La chape à la chaux avec RC Calcifix est une alternative durable à la chape au ciment, offrant une résistance comparable avec des avantages clés :

Écologique : La chaux hydraulique naturelle (NHL) nécessite une cuisson à 900 °C contre 1450 °C pour le ciment, réduisant les émissions de CO₂. Elle réabsorbe également du CO₂ lors de la carbonatation.

Performances hygrothermiques : Plus élastique (moins de fissures), plus perméable à la vapeur, résistante aux sels et idéale pour le bâti ancien.

Résultats éprouvés : Tests indépendants Buildwise et SGS Intron démontrent une résistance à la compression et à la flexion équivalente au ciment, avec une meilleure résistance à l’usure et un retrait minimal.

Mise en œuvre : Circulable après 3 jours, carrelage après 7 jours avec une colle perspirante (KHOLAO COLLE). Consommation : 250 kg/m³. Compatible chauffage sol, rénovation et constructions écologiques.

Conclusion : Pour la durabilité, le confort intérieur et la longévité, la chape à la chaux est le choix intelligent.

La chape en ciment classique est depuis des décennies la norme dans les habitations et les bâtiments utilitaires. Pourtant, l’intérêt grandit pour un matériau de construction ancestral, à savoir la chape à la chaux. Grâce à l’attention renouvelée portée à la durabilité et aux environnements intérieurs sains, la chaux hydraulique naturelle (NHL) revient aujourd’hui au premier plan.

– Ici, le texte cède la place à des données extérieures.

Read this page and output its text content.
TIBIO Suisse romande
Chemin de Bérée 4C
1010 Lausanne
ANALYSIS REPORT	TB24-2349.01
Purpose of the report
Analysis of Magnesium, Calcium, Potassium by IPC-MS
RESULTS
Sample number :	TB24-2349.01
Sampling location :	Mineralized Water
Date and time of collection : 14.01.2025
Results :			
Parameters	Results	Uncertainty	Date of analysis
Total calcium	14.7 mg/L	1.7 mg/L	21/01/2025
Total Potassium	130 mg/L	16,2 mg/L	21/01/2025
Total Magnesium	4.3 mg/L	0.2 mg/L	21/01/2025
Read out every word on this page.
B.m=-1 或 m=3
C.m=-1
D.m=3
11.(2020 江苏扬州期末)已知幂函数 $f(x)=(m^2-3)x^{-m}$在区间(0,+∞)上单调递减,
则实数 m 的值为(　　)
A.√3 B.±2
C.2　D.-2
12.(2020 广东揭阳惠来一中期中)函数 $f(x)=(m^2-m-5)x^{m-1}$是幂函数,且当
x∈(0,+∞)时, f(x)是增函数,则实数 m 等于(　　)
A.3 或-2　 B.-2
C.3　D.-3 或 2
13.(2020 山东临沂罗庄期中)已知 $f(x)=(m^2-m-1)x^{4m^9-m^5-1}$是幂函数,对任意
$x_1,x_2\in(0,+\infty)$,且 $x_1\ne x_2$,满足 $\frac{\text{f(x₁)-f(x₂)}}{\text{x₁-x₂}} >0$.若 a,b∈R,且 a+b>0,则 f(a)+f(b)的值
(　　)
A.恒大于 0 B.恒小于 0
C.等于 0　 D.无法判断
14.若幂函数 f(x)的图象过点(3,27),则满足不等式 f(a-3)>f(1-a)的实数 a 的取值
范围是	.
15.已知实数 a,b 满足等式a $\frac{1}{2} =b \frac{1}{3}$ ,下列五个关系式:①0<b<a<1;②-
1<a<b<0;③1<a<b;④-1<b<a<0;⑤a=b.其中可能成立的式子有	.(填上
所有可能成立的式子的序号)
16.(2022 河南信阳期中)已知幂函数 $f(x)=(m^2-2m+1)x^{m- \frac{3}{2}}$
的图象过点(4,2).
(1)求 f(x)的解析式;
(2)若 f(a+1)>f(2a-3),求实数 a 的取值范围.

Chape au ciment : performante mais impactante

Les chapes à base de ciment sont connues pour leur résistance élevée, leur durcissement rapide et leur mise en œuvre facile. Cela les rend populaires auprès des entrepreneurs et chapistes. Cependant, le ciment présente plusieurs inconvénients :

  1. La chape au ciment est moins écologique et moins durable que la chape à la chaux. La production de ciment Portland nécessite beaucoup plus d’énergie et entraîne une émission de CO₂ beaucoup plus élevée que la production de chaux hydraulique naturelle (NHL). La chaux est cuite à 900 °C, tandis que le clinker de ciment est obtenu à environ 1 450 °C. De plus, la chaux NHL réabsorbe du CO₂ pendant le durcissement (carbonatation).
  2. La chape au ciment est beaucoup moins élastique que la chape à la chaux. Sa dureté et sa rigidité provoquent, dans les situations de tassements, de vibrations ou de variations de température, l’apparition plus rapide de fissures et de ruptures. La chaux, en revanche, avec une résistance à la compression et à la traction équivalente, confère de la souplesse au mortier, permettant d’absorber de petits mouvements sans fissuration. Cela contribue à un climat intérieur plus sain et améliore la durabilité des finitions.
  3. La chape au ciment est beaucoup moins perméable à la vapeur que la chape à la chaux. Dans les situations d’humidité ascendante, cela entraîne une dégradation rapide de la chape et l’humidité cherche d’autres issues, provoquant des problèmes d’humidité dans les murs, le décollement des enduits ou peintures, la formation de moisissures, etc. La chaux, au contraire, assure une perméabilité à la vapeur qui permet l’évacuation de l’humidité sous forme de vapeur.
  4. La chape au ciment est plus sensible aux sels que la chape à la chaux. Le ciment contient de l’hydroxyde de calcium (Ca(OH)₂) et d’autres composés tels que des aluminates qui peuvent réagir chimiquement avec les sels présents. Les sulfates, souvent présents dans l’humidité du sol ou dans l’argile des briques, peuvent ainsi réagir avec le ciment, provoquant la formation d’ettringite, une augmentation de volume (expansion sulfatée/sulfatation) et des contraintes internes pouvant conduire à des fissures, des éclats ou la désintégration de la chape. La chaux hydraulique naturelle de Saint-Astier contient pratiquement pas d’aluminates réactifs, ce qui l’empêche de réagir en présence de sulfates. Son caractère perméable à la vapeur permet également aux sels tels que les nitrates et chlorures de migrer vers la surface et de cristalliser, évitant ainsi toute pression interne et tout dommage.
  5. La chape au ciment n’est pas compatible avec les bâtiments historiques, contrairement à la chape à la chaux. Comme la chape au ciment est plus dure et plus dense que les matériaux traditionnels utilisés dans les bâtiments anciens (brique, pierre naturelle ou mortier de chaux), des tensions apparaissent aux jonctions entre le sol et le mur. Cela peut provoquer des fissures, le décollement des enduits ou même des dommages à la maçonnerie historique elle-même. La chape à la chaux, en revanche, est physiquement et chimiquement compatible avec ces matériaux.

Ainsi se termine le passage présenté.